十八般兵器在武术界中最普遍的说法是:刀、枪、剑、戟、斧、钺、钩、叉、鞭、锏、锤、抓、镗、棍、槊、棒、拐、流星。
汉武于元封四年(公元前107),经过严格的挑选和整理,筛选出18种类型的兵器:矛、镗、刀、戈、槊、鞭、锏、剑、锤、抓、戟、弓、钺、斧、牌、棍、枪、叉。
三国时代,著名的兵器鉴别家吕虔,根据兵器的特点,对汉武帝钦定的“十八般兵器”重新排列为九长九短。九长:戈、矛、戟、槊、镗、钺、棍、枪、叉;九短:斧、戈、牌、箭、鞭、剑、锏、锤、抓。
明代《五杂俎》和清代《坚集》两书所载,“十八般兵器”为弓、弩、枪、刀、剑、矛、盾、斧、钺、戟、黄、锏、挝、殳(棍)、叉、耙头、锦绳套索、白打(拳术)。后人称其为“小十八般”。
迭代器
也叫生成器,它最大的优势就是延迟计算按需使用,节省内存空间、提高运行效率。
迭代工具库 itertools 中共有18个函数,恰好似“迭代界”的十八般兵器,掌握了这些功夫和技能也可以说是“十八般武艺样样精通”!:
>>> import itertools
>>> tools = [func for func in dir(itertools) if func[0]>='a']
>>> len(tools)
18
>>> tools
['accumulate', 'chain', 'combinations', 'combinations_with_replacement', 'compress',
'count', 'cycle', 'dropwhile', 'filterfalse', 'groupby', 'islice', 'permutations',
'product', 'repeat', 'starmap', 'takewhile', 'tee', 'zip_longest']
1. 累加器 accumulate
>>> import itertools as it
>>> it.accumulate(range(11))
<itertools.accumulate object at 0x0A0C9988>
>>> list(it.accumulate(range(11)))
[0, 1, 3, 6, 10, 15, 21, 28, 36, 45, 55]
>>>
1乘2乘3...一直乘到n有阶乘运算 n! ,但1加2加3...一直加到n,一般都没有定义“累和”运算,还需循环来计算。现在有了这个函数可以代替用用的,比如1加到100:
>>> list(it.accumulate(range(1+100)))[-1]
5050
>>>
2. 连接器 chain
连接多个迭代器,或其它可迭代对象
>>> import itertools as it
>>> it.chain(range(3),[3,4,5],{6,7},(i for i in range(8,11)))

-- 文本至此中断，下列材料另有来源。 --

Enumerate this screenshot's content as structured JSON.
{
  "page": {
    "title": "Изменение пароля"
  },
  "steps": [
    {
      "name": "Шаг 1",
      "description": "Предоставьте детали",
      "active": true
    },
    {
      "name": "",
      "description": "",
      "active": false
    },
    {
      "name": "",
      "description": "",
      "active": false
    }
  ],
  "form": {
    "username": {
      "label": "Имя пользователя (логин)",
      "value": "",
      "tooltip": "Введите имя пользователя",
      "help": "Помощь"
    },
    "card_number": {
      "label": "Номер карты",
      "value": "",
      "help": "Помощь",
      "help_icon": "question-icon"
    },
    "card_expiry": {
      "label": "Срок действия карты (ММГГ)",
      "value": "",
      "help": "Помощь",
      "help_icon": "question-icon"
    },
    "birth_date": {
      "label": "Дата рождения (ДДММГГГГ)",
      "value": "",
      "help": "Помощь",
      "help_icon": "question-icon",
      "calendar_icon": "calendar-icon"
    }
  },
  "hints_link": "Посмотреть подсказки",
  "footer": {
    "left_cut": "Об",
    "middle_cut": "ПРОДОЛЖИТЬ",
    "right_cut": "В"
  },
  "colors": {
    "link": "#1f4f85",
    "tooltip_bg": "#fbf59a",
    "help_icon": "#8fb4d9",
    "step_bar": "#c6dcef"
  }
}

<itertools.chain object at 0x0A0BF3B8>
>>> list(it.chain(range(4),[4,5],{6,7},(i for i in range(8,11))))
[0, 1, 2, 3, 4, 5, 6, 7, 8, 9, 10]
>>>
3. 组合器 combinations
from itertools import combinations as comb
>>> comb1 = comb(range(4), 3)
>>> list(comb1)
[(0, 1, 2), (0, 1, 3), (0, 2, 3), (1, 2, 3)]
>>> comb2 = comb(range(1,6), 3)
>>> list(comb2)
[(1, 2, 3), (1, 2, 4), (1, 2, 5), (1, 3, 4), (1, 3, 5),
(1, 4, 5), (2, 3, 4), (2, 3, 5), (2, 4, 5), (3, 4, 5)]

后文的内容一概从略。